魔王じゃないもんっ!
「第5話 不幸じゃないもんっ!」


−2−

 某大病院の一室。
 そこは普通の病室のように見えるが、特別な病室だった。
 ここは厳重なセキュリティにより、一般人が入れない。その病室のベッドに、真央の母親である桜花の姿があった。

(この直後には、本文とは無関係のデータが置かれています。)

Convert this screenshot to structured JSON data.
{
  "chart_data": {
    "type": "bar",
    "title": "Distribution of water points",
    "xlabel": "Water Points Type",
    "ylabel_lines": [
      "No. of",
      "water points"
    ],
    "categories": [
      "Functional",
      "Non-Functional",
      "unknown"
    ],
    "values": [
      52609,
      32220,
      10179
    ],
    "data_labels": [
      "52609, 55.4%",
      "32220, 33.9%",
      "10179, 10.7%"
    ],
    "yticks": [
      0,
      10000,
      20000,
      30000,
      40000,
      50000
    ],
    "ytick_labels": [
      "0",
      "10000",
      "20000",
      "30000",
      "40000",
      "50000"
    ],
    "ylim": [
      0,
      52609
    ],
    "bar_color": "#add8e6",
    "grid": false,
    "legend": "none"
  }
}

 ベッドにいると言っても寝ているわけではなく、腰掛けているだけだ。
「調子いいみたいだな」
 その傍らにある特注の巨大な椅子に腰掛けているのは、桜花の夫であるアスラ。巨大な椅子を軋ませながら野太い声をかける姿はやはり怖いが、桜花の表情に恐れは一切ない。
「ええ、もう病人扱いしてほしくないぐらい」
 桜花はアスラの言葉に、穏やかな笑顔と柔らかい声で応えて見せた。その様子にアスラの表情も柔らかくなる。
「だから……私、家に戻りたい」
 しかし、続く桜花の言葉にアスラの顔は再び堅くなった。
「…………」
 言葉を失い、桜花から目を逸らす。しかし、自分の妻がどういう人間かよく知っているため、すぐに視線を戻した。
 その瞳は真っすぐに自分を見つめている。
 人間でありながら、魔王である自分を相手にも一歩もひかないその瞳は、強く美しい。
「……ドクターから話は聞いているだろう?」
 はぐらかすことができないことを悟ったアスラは、小さくため息をついてから、重々しく口を開いた。
「ええ、でも確証はないですよね?」
 桜花は柔らかな笑顔を崩さないまま。
「もし、少しでも辛くなったら言うんだぞ?」
「真央と天駆に会うこともままならない今の方がよほど辛いですから」
 一貫した姿勢は気持ちいいものだ。しかし、忠告に対してもう少し迷いを見せてもいいんじゃないかとアスラは思う。
「ひとつだけ約束してくれ。
 無茶はしないと」
 だからいつもアスラが妥協するしかない。
「ごめんなさい。
 守れそうにない約束はしたくないの」
 しかし桜花は、その妥協すら受け付けてくれないのだ。そんな自分の妻に、今度は遠慮なしの大きなため息。
「天駆に顔を忘れられたくないんです。わがままでごめんなさい」
 ため息にもめげずに続ける桜花の言葉に、今度はやれやれと首をすくめる。
 桜花はそんなアスラの顔をのぞき込むようにしてニッコリと笑い、囁くように言った。
「でも、あなたが私を大切に想ってくれていることはよくわかっていますから」
 まったく桜花にはかなわない。
 アスラの心配をふんわりと包み込み、なお自分の意志を貫くのが彼女だ。そんな彼女に惹かれて妻としたのだから、もう諦めるしかないだろう。
「今週末、家に戻ろう」
「ハイ」
 家に戻ることで自分が危険になる可能性があることを知っていても、即答してみせる自分の妻に、アスラは苦笑を浮かべるしかなかった。